F.E. Pollard in Worcester City Directory, 1889, p_edited-1Worcester’s three-year franchise in the National League (1880-82), largely unknown to the current generation of fans, leapt from obscurity with the recent civic unrest in Baltimore and the unprecedented staging, on April 29, of a game between the Orioles and White Sox before no paying customers. Had there ever been such an event in the whole history of the game, inquiring minds wanted to know. Not really, I stated, but there had been a game played before a paid attendance of six in Worcester on September 28, 1882; the home team lost to Troy, 4-1. As reported in the Worcester Evening Gazette, only three dollars had been taken in at the gate, with the price of admission being 50 cents. The game on the following day, Worcester’s last in the National League, drew only 18 fans. The late-season cold and damp formed only part of the reason for the stunningly small crowds; both Troy and Worcester had learned in the previous week that their NL franchises would not be renewed. Both teams finished at the bottom of the standings, losing money for their managements and, with chronically poor attendance, providing no meaningful receipts to visiting clubs. The two clubs would be replaced, in 1883, by new clubs in New York (today’s Giants) and Philadelphia (today’s Phillies).
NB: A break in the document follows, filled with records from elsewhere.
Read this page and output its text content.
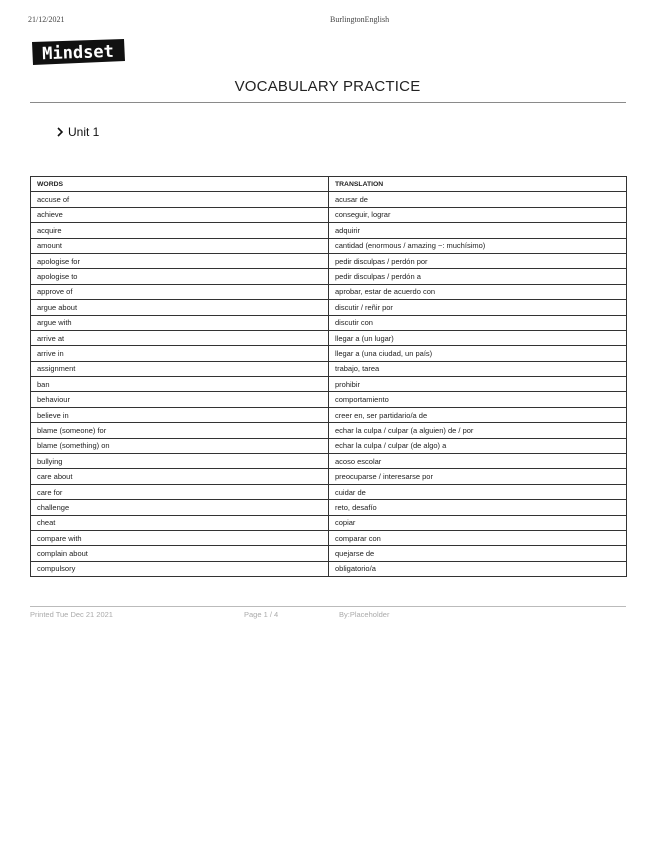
21/12/2021	BurlingtonEnglish
Mindset
VOCABULARY PRACTICE
Unit 1
WORDS	TRANSLATION
accuse of	acusar de
achieve	conseguir, lograr
acquire	adquirir
amount	cantidad (enormous / amazing ~: muchísimo)
apologise for	pedir disculpas / perdón por
apologise to	pedir disculpas / perdón a
approve of	aprobar, estar de acuerdo con
argue about	discutir / reñir por
argue with	discutir con
arrive at	llegar a (un lugar)
arrive in	llegar a (una ciudad, un país)
assignment	trabajo, tarea
ban	prohibir
behaviour	comportamiento
believe in	creer en, ser partidario/a de
blame (someone) for	echar la culpa / culpar (a alguien) de / por
blame (something) on	echar la culpa / culpar (de algo) a
bullying	acoso escolar
care about	preocuparse / interesarse por
care for	cuidar de
challenge	reto, desafío
cheat	copiar
compare with	comparar con
complain about	quejarse de
compulsory	obligatorio/a
Printed Tue Dec 21 2021	Page 1 / 4	By:Placeholder
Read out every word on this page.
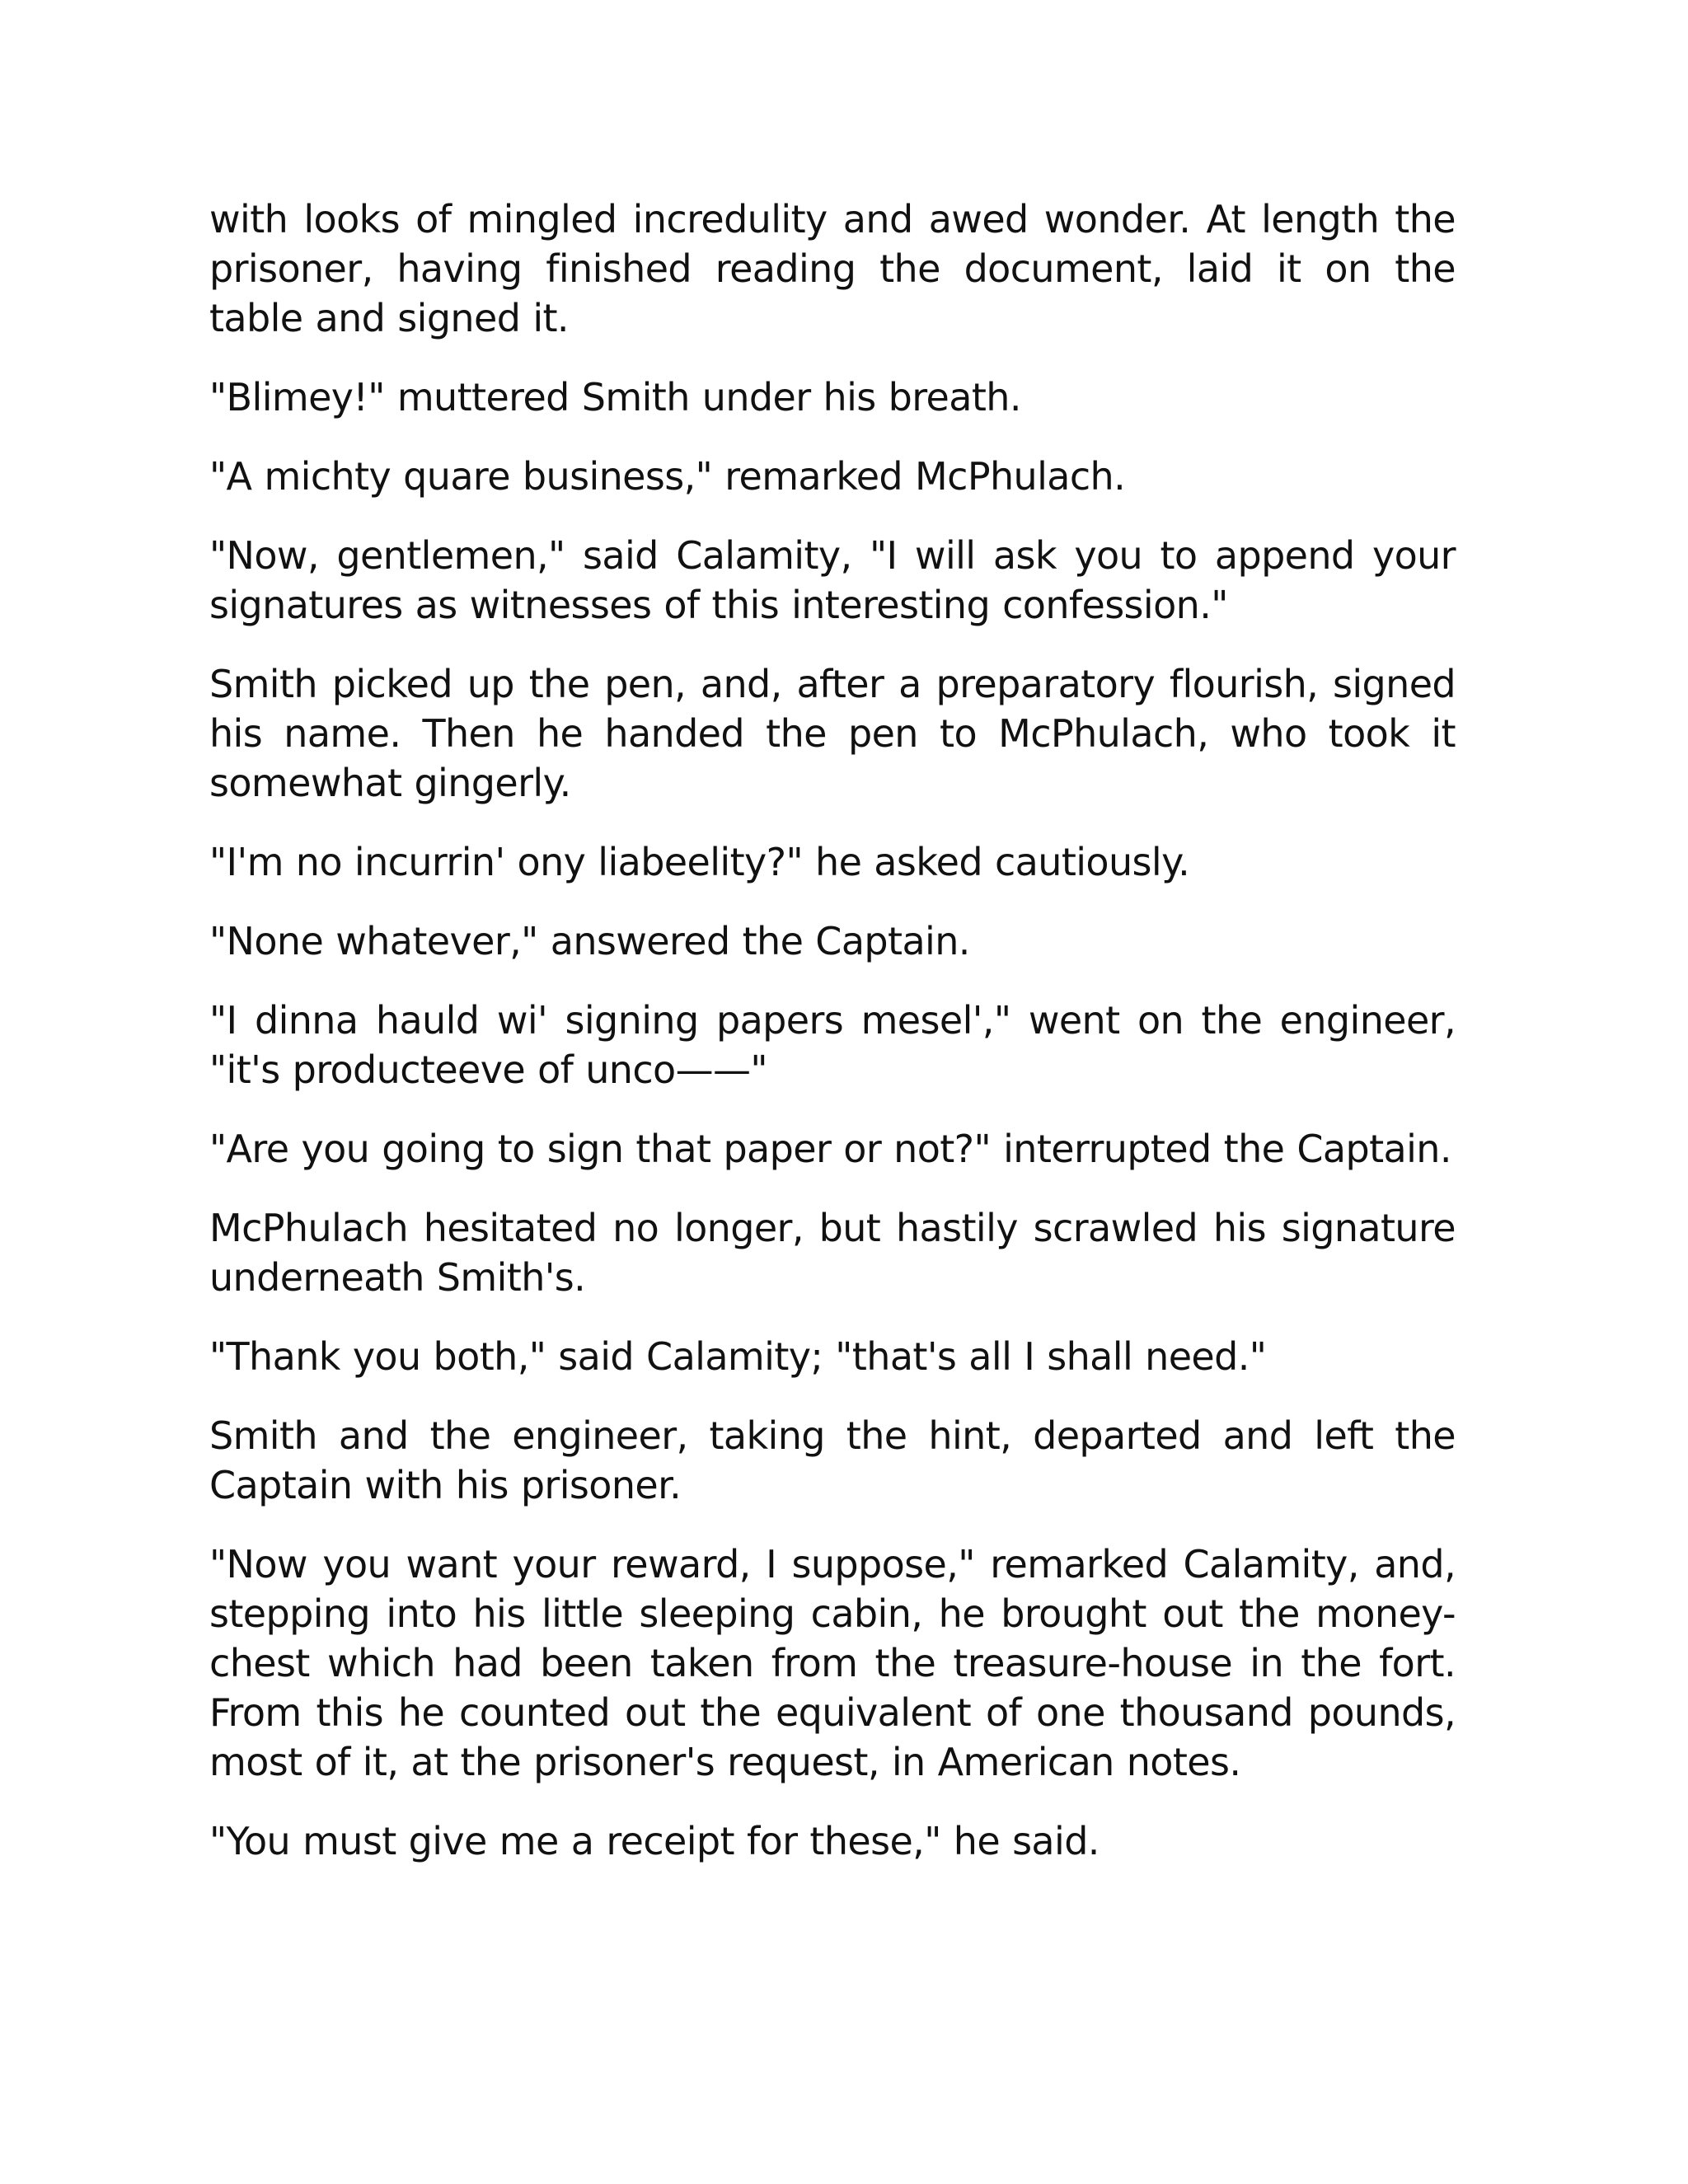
with looks of mingled incredulity and awed wonder. At length the prisoner, having finished reading the document, laid it on the table and signed it.

"Blimey!" muttered Smith under his breath.

"A michty quare business," remarked McPhulach.

"Now, gentlemen," said Calamity, "I will ask you to append your signatures as witnesses of this interesting confession."

Smith picked up the pen, and, after a preparatory flourish, signed his name. Then he handed the pen to McPhulach, who took it somewhat gingerly.

"I'm no incurrin' ony liabeelity?" he asked cautiously.

"None whatever," answered the Captain.

"I dinna hauld wi' signing papers mesel'," went on the engineer, "it's producteeve of unco——"

"Are you going to sign that paper or not?" interrupted the Captain.

McPhulach hesitated no longer, but hastily scrawled his signature underneath Smith's.

"Thank you both," said Calamity; "that's all I shall need."

Smith and the engineer, taking the hint, departed and left the Captain with his prisoner.

"Now you want your reward, I suppose," remarked Calamity, and, stepping into his little sleeping cabin, he brought out the money-chest which had been taken from the treasure-house in the fort. From this he counted out the equivalent of one thousand pounds, most of it, at the prisoner's request, in American notes.

"You must give me a receipt for these," he said.
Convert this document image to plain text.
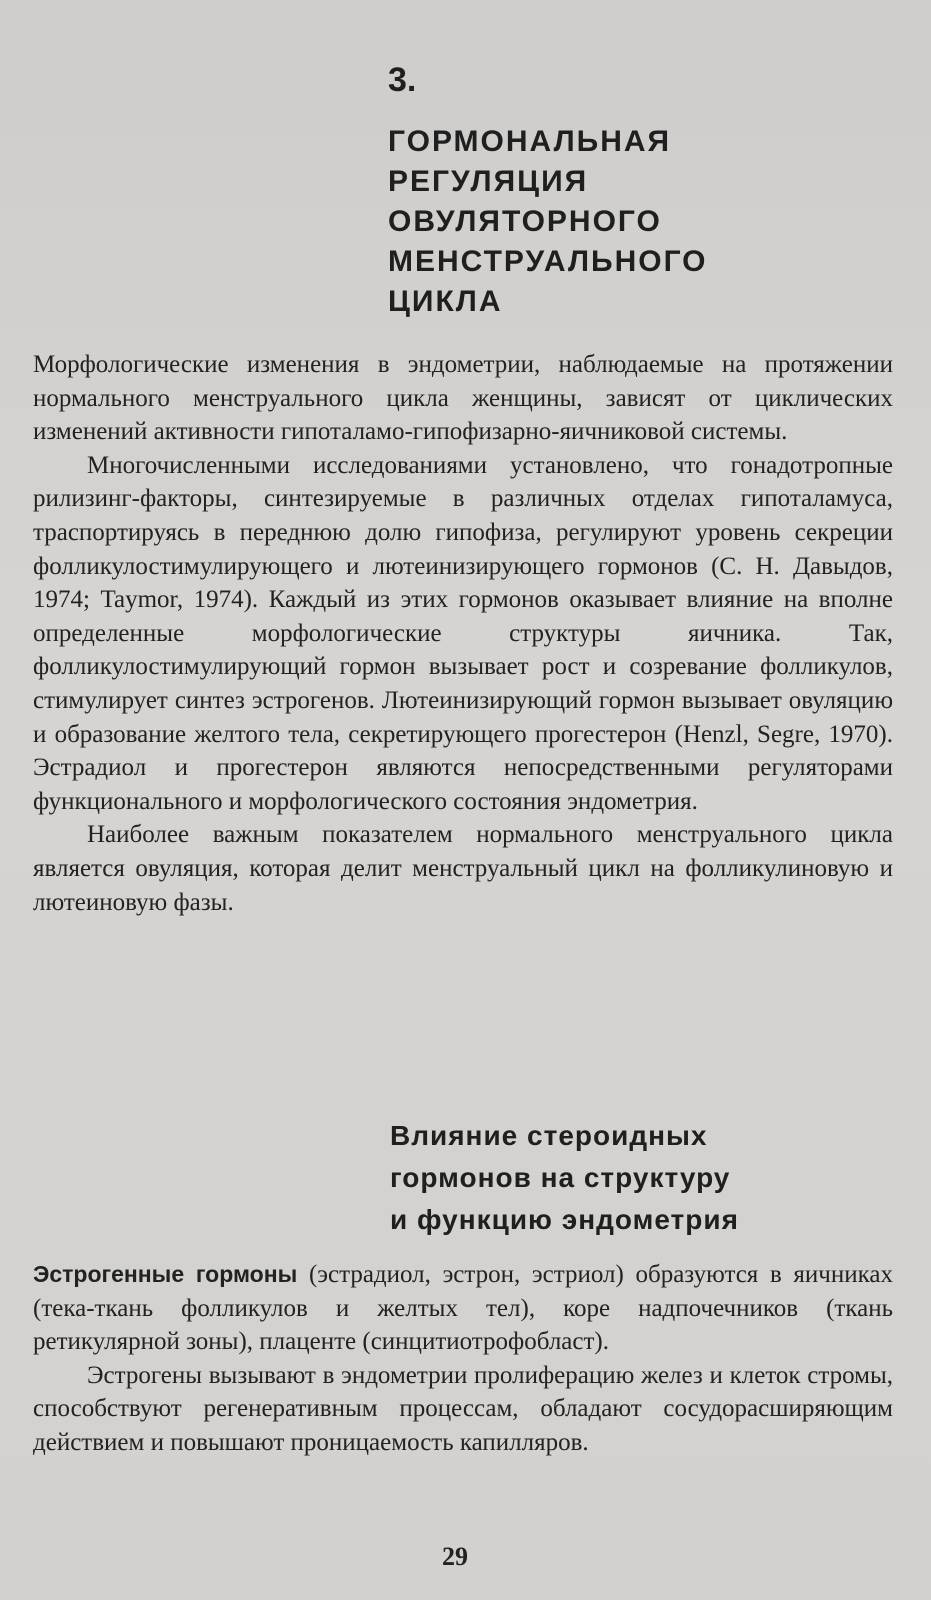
3.
ГОРМОНАЛЬНАЯ
РЕГУЛЯЦИЯ
ОВУЛЯТОРНОГО
МЕНСТРУАЛЬНОГО
ЦИКЛА

Морфологические изменения в эндометрии, наблюдаемые на протяжении нормального менструального цикла женщины, зависят от циклических изменений активности гипоталамо-гипофизарно-яичниковой системы.

Многочисленными исследованиями установлено, что гонадотропные рилизинг-факторы, синтезируемые в различных отделах гипоталамуса, траспортируясь в переднюю долю гипофиза, регулируют уровень секреции фолликулостимулирующего и лютеинизирующего гормонов (С. Н. Давыдов, 1974; Taymor, 1974). Каждый из этих гормонов оказывает влияние на вполне определенные морфологические структуры яичника. Так, фолликулостимулирующий гормон вызывает рост и созревание фолликулов, стимулирует синтез эстрогенов. Лютеинизирующий гормон вызывает овуляцию и образование желтого тела, секретирующего прогестерон (Henzl, Segre, 1970). Эстрадиол и прогестерон являются непосредственными регуляторами функционального и морфологического состояния эндометрия.

Наиболее важным показателем нормального менструального цикла является овуляция, которая делит менструальный цикл на фолликулиновую и лютеиновую фазы.

Влияние стероидных
гормонов на структуру
и функцию эндометрия

Эстрогенные гормоны (эстрадиол, эстрон, эстриол) образуются в яичниках (тека-ткань фолликулов и желтых тел), коре надпочечников (ткань ретикулярной зоны), плаценте (синцитиотрофобласт).

Эстрогены вызывают в эндометрии пролиферацию желез и клеток стромы, способствуют регенеративным процессам, обладают сосудорасширяющим действием и повышают проницаемость капилляров.

29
But in 1880, when the franchise was born, things looked rosy for Worcester. Here, as promised yesterday, is a page-by-page view of Ups and Downs of the Worcester Base Ball Club: League Season 1880, reproduced with the gracious permission of the National Baseball Hall of Fame Library. This is handheld camerawork; the original was too fragile to contemplate scanning. Created by engraver Frederick E. Pollard in 1880, it survives in only this copy. Although no place of publication is listed we may presume that artist and engraver Pollard was also the publisher, in the city of Worcester.

5 Comments

Remarkable! Is it your opinion that this was the only copy produced by Pollard? Or were there others at one time?

Mark

Fascinating. The 1-0 “whitewashing” of Cleveland on June 12 was baseball’s first perfect game, thrown by John Lee Richmond.

I feel certain that others were produced, given that three postcards have survived with images from the book.

At that time no meaningful distinction was made between a no-hitter and a shutout. The former was simply an instance of the latter. A perfect game was not utterly without precedent, however, as Jim “Pud” Galvin had thrown one in 1876:

“On August 17, 1876, during a tournament held in Ionia, Michigan. Galvin threw the first recorded perfect game in baseball history, against the Cass Club of Detroit in an 11-0 victory. This feat was accomplished before the term ‘perfect game’ was in the baseball lexicon, but the Ionia Sentinel clearly spelled out the performance, leaving no doubt about the achievement: ‘The Cass boys did not make a base hit or reach first base during the game. Each man of the club batted three times and each was put out three times.’ Galvin’s feat was all the more impressive because he threw a no-hitter earlier that day against the Mutuals of Jackson, Michigan, in which the defense behind him committed three errors. Galvin’s accomplishments should not be taken lightly because they were not recorded in the major leagues, as the Cass Club and the Mutuals of Jackson were competitive and talented professional teams.” See: http://sabr.org/bioproj/person/38c553ff%5D

This is a great find! The illustrations are wonderful. I especially like all of the pigs in reference to the Cincinnati games.